Encarei o telhado e prestei atenção no revestimento do imóvel. Parecia abandonado de perto, não suntuoso como antigamente. Algumas manchas acinzentadas e musgos se proliferaram pelas laterais. Embora as portas estivessem fechadas, era como se um suspiro viesse de dentro, uma corrente fria que se estendia pela escadaria até a calçada quente.
Esfreguei o braço quando senti o arrepio. Não era a primeira vez que eu e Gomes nos deparávamos com um caso envolvendo fantasmas, mas, como uma médica não legista, eu era a pessoa habilitada para salvar vivos, impedi-los de chegar a esse estágio, então não, eu não era a maior entusiasta ao lidar com mortos e seus espectros ainda tão vivos em matéria ectoplasmática ou em memória. E quando a morte inevitável sombreava uma cirurgia que eu porventura estivesse fazendo, só o que eu desejava era que a alma do meu paciente seguisse em frente, sem sussurros de traumas terrenos.
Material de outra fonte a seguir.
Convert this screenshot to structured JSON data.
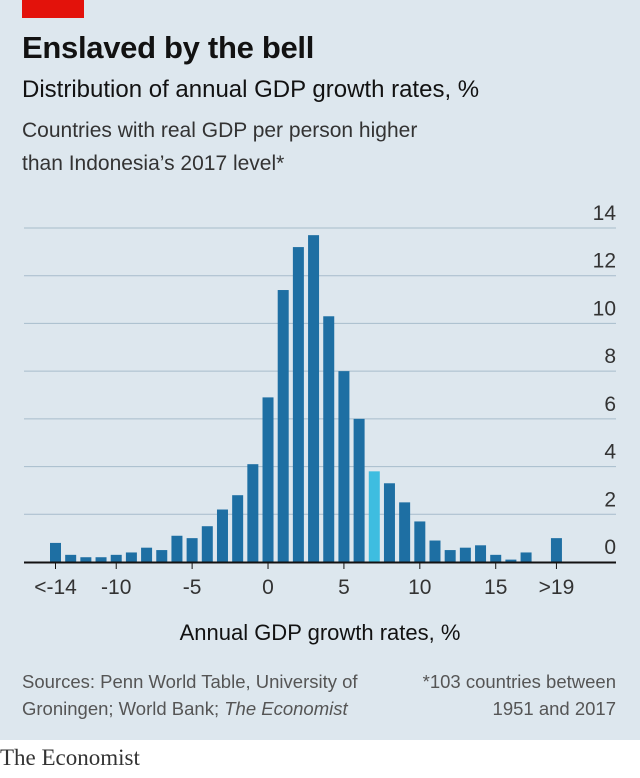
{
  "header": {
    "title": "Enslaved by the bell",
    "subtitle": "Distribution of annual GDP growth rates, %",
    "subtitle2": "Countries with real GDP per person higher than Indonesia’s 2017 level*"
  },
  "footer": {
    "sources_prefix": "Sources: Penn World Table, University of Groningen; World Bank; ",
    "sources_italic": "The Economist",
    "note": "*103 countries between 1951 and 2017",
    "brand": "The Economist"
  },
  "colors": {
    "bar": "#1e6fa3",
    "highlight": "#3ebde0",
    "gridline": "#a7bccb",
    "baseline": "#121212",
    "panel": "#dde7ee"
  },
  "chart_data": {
    "type": "bar",
    "xlabel": "Annual GDP growth rates, %",
    "ylabel": "",
    "ylim": [
      0,
      14
    ],
    "yticks": [
      0,
      2,
      4,
      6,
      8,
      10,
      12,
      14
    ],
    "categories": [
      "<-14",
      "-13",
      "-12",
      "-11",
      "-10",
      "-9",
      "-8",
      "-7",
      "-6",
      "-5",
      "-4",
      "-3",
      "-2",
      "-1",
      "0",
      "1",
      "2",
      "3",
      "4",
      "5",
      "6",
      "7",
      "8",
      "9",
      "10",
      "11",
      "12",
      "13",
      "14",
      "15",
      "16",
      "17",
      "18",
      ">19"
    ],
    "values": [
      0.8,
      0.3,
      0.2,
      0.2,
      0.3,
      0.4,
      0.6,
      0.5,
      1.1,
      1.0,
      1.5,
      2.2,
      2.8,
      4.1,
      6.9,
      11.4,
      13.2,
      13.7,
      10.3,
      8.0,
      6.0,
      3.8,
      3.3,
      2.5,
      1.7,
      0.9,
      0.5,
      0.6,
      0.7,
      0.3,
      0.1,
      0.4,
      0.0,
      1.0
    ],
    "highlight_category": "7",
    "xtick_labels": [
      {
        "category": "<-14",
        "label": "<-14"
      },
      {
        "category": "-10",
        "label": "-10"
      },
      {
        "category": "-5",
        "label": "-5"
      },
      {
        "category": "0",
        "label": "0"
      },
      {
        "category": "5",
        "label": "5"
      },
      {
        "category": "10",
        "label": "10"
      },
      {
        "category": "15",
        "label": "15"
      },
      {
        "category": ">19",
        "label": ">19"
      }
    ],
    "grid": true
  }
}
Um corpo morto não podia ser salvo, assim como algumas palavras podiam ser levadas pelo vento sem retorno, e algumas decisões podiam ser derradeiras. Todos esses elementos juntos levavam à grande incógnita que era lidar com fantasmas. Nunca se sabia como os ecos da vida se manifestariam no pós-morte, eis a dificuldade para pessoas racionais como Gomes lidarem com aquele tipo de investigação. Não havia um padrão a ser seguido, não havia uma solução prática experimentalmente realizada ao longo de anos de pesquisa, não se podia deduzir... Não! Era mais empatia e indução do que qualquer outra coisa.
— Louise... — Gomes encarou-me seriamente. — Eu a chamei por respeito ao nosso trabalho realizado com as fadas. Prometi a elas que a convidaria, mas sei que você não é muito adepta de investigações dessa espécie, embora sua... hm, sensibilidade pudesse ser muito útil. Ainda assim, quero que saiba: nada do que pretendo fazer aqui é uma obrigação sua. Posso entrar e...
— Não ouse sugerir que eu permitiria que ficasse à mercê de dois fantasmas em um casarão como esse. — Interrompi, e então sorri o mais confortavelmente que conseguia. — Estou bem, Gomes. Eu sempre fico bem quando estou com você.
Seus olhos arregalados foram os únicos indícios que me fizeram perceber a bobagem que eu havia dito. Era uma mentira, claro! No tempo em que ficamos afastadas, meus humores oscilantes pelas expectativas de suas ações, que eu mesma criava, e a realidade que vivíamos, não me vieram à mente quando soltei aquela frase. Mordi o lábio, amaldiçoando as conversas que tive com Samantha antes de ir ao encontro de Gomes. Talvez, toda vez que o assunto éramos eu e Gomes, nós duas, meu inconsciente se empolgasse com ideias que não poderiam sair do seu lugar imaginário, do campo das ideias.
— Eu... hm... Então, vamos! — Gomes finalmente disse. — É elementar que, para o início de uma despossessão fantasmagórica, tenhamos a autorização dos próprios fantasmas que assombram o local, caso não haja herdeiros. — Começamos a subir as escadarias da entrada enquanto Gomes continuava: — Todavia, para algumas regras, existem exceções, e algumas delas envolvem lidar de forma não convencional.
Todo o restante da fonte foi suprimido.